Trinity College is hosting a special batch of encryption events to celebrate Data Protection Day on 28 January, with workshops and talks in the offing.
How safe are you online? Who knows where you live? What you eat? Who you fancy? Where you leave your spare house key?
It’s probably fair to assume that you don’t truly know the answer to all these questions after years of transferring your everyday thoughts from your mind into your computer or phone.
Data Protection Day is now in its 10th year as an EU-wide project to help build personal security awareness for its citizens. Let’s be honest, since Edward Snowden’s revelations, the reality has dawned on people just how many eyes are peering into their digital lives.
But it’s only gradual, many are still unaware.

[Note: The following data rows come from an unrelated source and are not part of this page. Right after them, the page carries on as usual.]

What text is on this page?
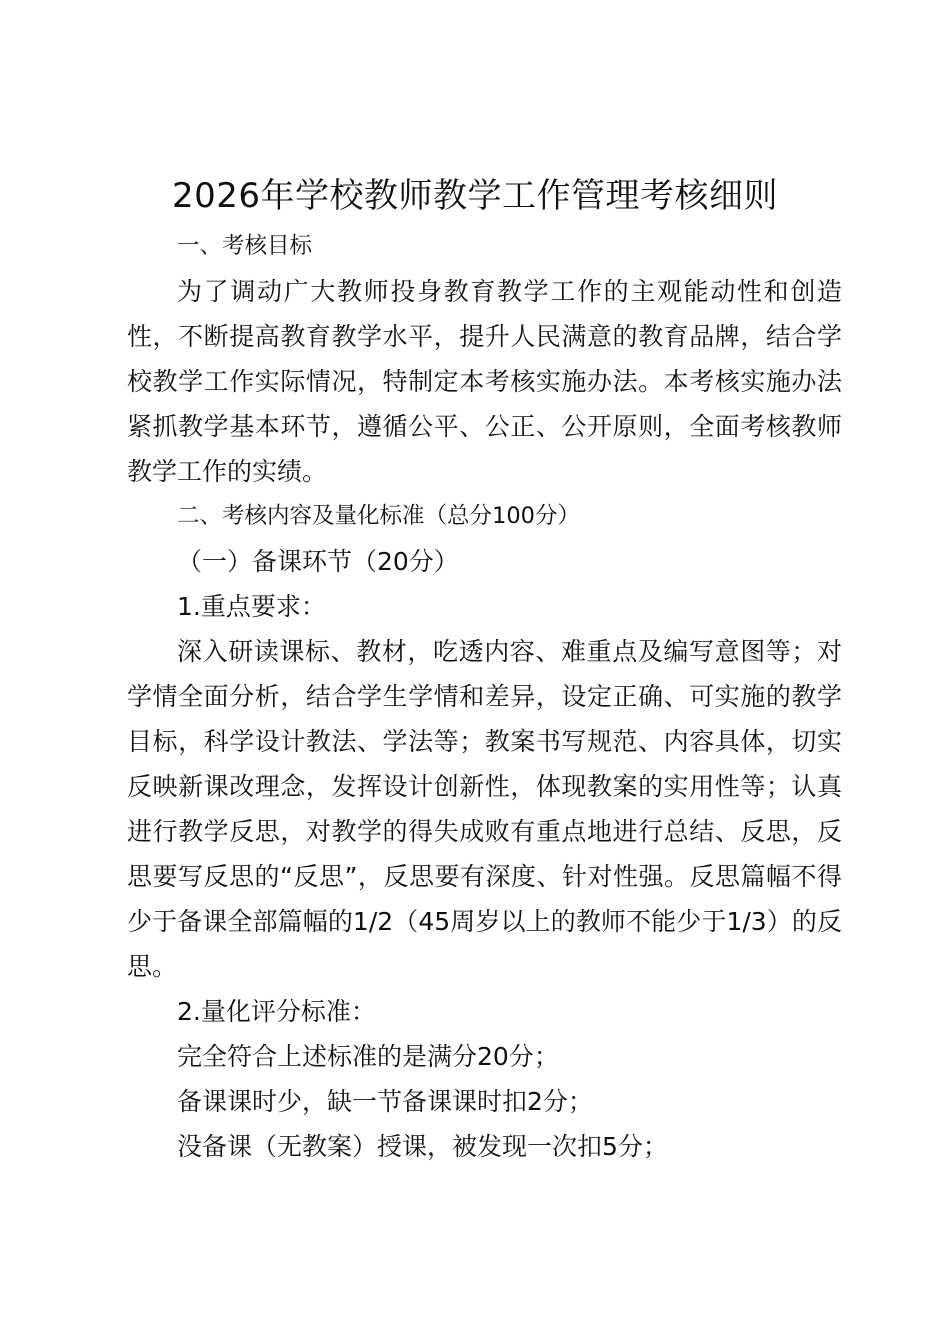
2026年学校教师教学工作管理考核细则

一、考核目标

为了调动广大教师投身教育教学工作的主观能动性和创造性，不断提高教育教学水平，提升人民满意的教育品牌，结合学校教学工作实际情况，特制定本考核实施办法。本考核实施办法紧抓教学基本环节，遵循公平、公正、公开原则，全面考核教师教学工作的实绩。

二、考核内容及量化标准（总分100分）

（一）备课环节（20分）

1.重点要求：

深入研读课标、教材，吃透内容、难重点及编写意图等；对学情全面分析，结合学生学情和差异，设定正确、可实施的教学目标，科学设计教法、学法等；教案书写规范、内容具体，切实反映新课改理念，发挥设计创新性，体现教案的实用性等；认真进行教学反思，对教学的得失成败有重点地进行总结、反思，反思要写反思的“反思”，反思要有深度、针对性强。反思篇幅不得少于备课全部篇幅的1/2（45周岁以上的教师不能少于1/3）的反思。

2.量化评分标准：

完全符合上述标准的是满分20分；

备课课时少，缺一节备课课时扣2分；

没备课（无教案）授课，被发现一次扣5分；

Taking just one domestic example, recent realisations of GSOC surveillance of journalists somehow caught most of the Irish media off guard. This is despite claims emerging a long time ago now of tapped cables sending blanket information to the UK, or social media companies forced to comply with US requests to, ironically, share all.
It’s often only when it affects us directly that we care. So why not learn about the online world and some of the tactics employed?
Trinity is putting on three free events to help with this. First up, is a drop-in lock-picking and encryption workshop in the college’s arts building.
There you can learn how to encrypt your emails, chat securely and avoid surveillance and censorship online using tools and technologies trusted by journalists, activists and spies.
The second event is a discussion on the future of online privacy in the Science Gallery during lunch, with the last project a look at potential innovations in the area, held at TBSI on Pearse Street.